Devant 30 000 spectateurs, Céline Dion émue aux larmes pour son premier concert parisien en six ans

Céline Dion a foulé la scène de la Plenitude Arena de Nanterre samedi 12 septembre, marquant son grand retour devant 30 000 personnes après six ans sans concert complet. La chanteuse québécoise a choisi On ne change pas pour ouvrir la soirée, un morceau que la salle entière a fini par chanter avec elle.

Une entrée bouleversée par l’émotion

Visiblement submergée, la voix hésitante, la star peine à retenir ses larmes dès son arrivée sur scène. « Merci beaucoup, je m’étais promis de ne pas pleurer. Je ne tiens pas mes promesses« , confie-t-elle au public, avant d’ajouter que ce moment lui avait manqué. Ce come-back met fin à six années sans tête d’affiche pour la chanteuse, contrainte de suspendre sa carrière après avoir révélé, en 2022, souffrir du syndrome de la personne raide, une maladie neurologique rare provoquant des spasmes musculaires sévères.

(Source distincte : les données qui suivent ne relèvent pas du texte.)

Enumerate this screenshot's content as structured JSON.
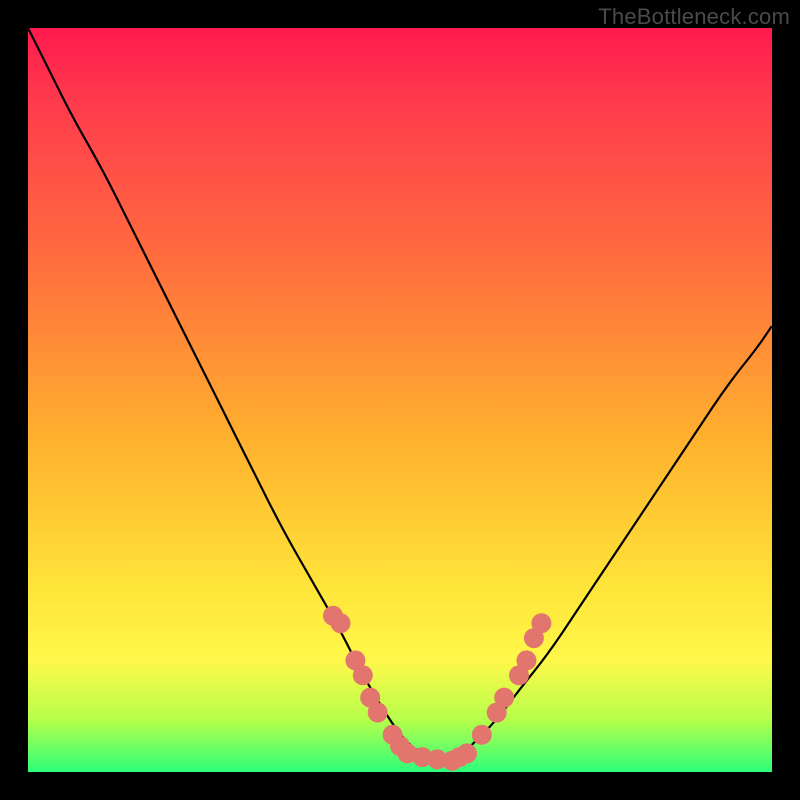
{
  "watermark": "TheBottleneck.com",
  "colors": {
    "curve_stroke": "#000000",
    "marker_fill": "#e2766f",
    "gradient_top": "#ff1a4d",
    "gradient_mid": "#ffe439",
    "gradient_bottom": "#2dff7a",
    "frame": "#000000"
  },
  "chart_data": {
    "type": "line",
    "title": "",
    "xlabel": "",
    "ylabel": "",
    "xlim": [
      0,
      100
    ],
    "ylim": [
      0,
      100
    ],
    "x": [
      0,
      3,
      6,
      10,
      14,
      18,
      22,
      26,
      30,
      34,
      38,
      42,
      45,
      48,
      50,
      52,
      54,
      56,
      58,
      60,
      63,
      66,
      70,
      74,
      78,
      82,
      86,
      90,
      94,
      98,
      100
    ],
    "series": [
      {
        "name": "bottleneck-curve",
        "values": [
          100,
          94,
          88,
          81,
          73,
          65,
          57,
          49,
          41,
          33,
          26,
          19,
          13,
          8,
          5,
          3,
          2,
          1.5,
          2,
          4,
          7,
          11,
          16,
          22,
          28,
          34,
          40,
          46,
          52,
          57,
          60
        ]
      }
    ],
    "markers": {
      "name": "highlighted-points",
      "color": "#e2766f",
      "radius_px": 10,
      "points": [
        {
          "x": 41,
          "y": 21
        },
        {
          "x": 42,
          "y": 20
        },
        {
          "x": 44,
          "y": 15
        },
        {
          "x": 45,
          "y": 13
        },
        {
          "x": 46,
          "y": 10
        },
        {
          "x": 47,
          "y": 8
        },
        {
          "x": 49,
          "y": 5
        },
        {
          "x": 50,
          "y": 3.5
        },
        {
          "x": 51,
          "y": 2.5
        },
        {
          "x": 53,
          "y": 2
        },
        {
          "x": 55,
          "y": 1.7
        },
        {
          "x": 57,
          "y": 1.5
        },
        {
          "x": 58,
          "y": 2
        },
        {
          "x": 59,
          "y": 2.5
        },
        {
          "x": 61,
          "y": 5
        },
        {
          "x": 63,
          "y": 8
        },
        {
          "x": 64,
          "y": 10
        },
        {
          "x": 66,
          "y": 13
        },
        {
          "x": 67,
          "y": 15
        },
        {
          "x": 68,
          "y": 18
        },
        {
          "x": 69,
          "y": 20
        }
      ]
    }
  }
}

Une décennie marquée par les épreuves

Ce retour intervient au terme de dix années particulièrement éprouvantes pour l’artiste. En janvier 2016, son mari et imprésario, René Angélil, meurt d’un cancer de la gorge à 73 ans, après un combat contre la maladie entamé dès la fin des années 1990. Unis depuis 1994 lors d’une cérémonie religieuse à Montréal, ils avaient traversé plusieurs rechutes du cancer, jusqu’à ce que Dion mette temporairement sa carrière entre parenthèses pour rester à ses côtés. À ce deuil s’est ajoutée, six ans plus tard, l’annonce de son propre combat contre le syndrome de la personne raide, qui l’a forcée à annuler l’intégralité de sa tournée Courage en 2022 puis 2023. Chaque année depuis, la chanteuse lui rend hommage sur les réseaux sociaux à la date anniversaire de sa disparition.

Le spectacle de samedi s’étend sur près de deux heures et demie, avec un répertoire fourni et un dispositif scénique conséquent : musiciens, choristes et chœurs accompagnent l’artiste tout au long de la performance. Le passage par The Power of Love constitue l’un des sommets vocaux de la soirée : la chanteuse parvient à délivrer intégralement la puissante envolée finale du titre, sous les applaudissements nourris de la salle.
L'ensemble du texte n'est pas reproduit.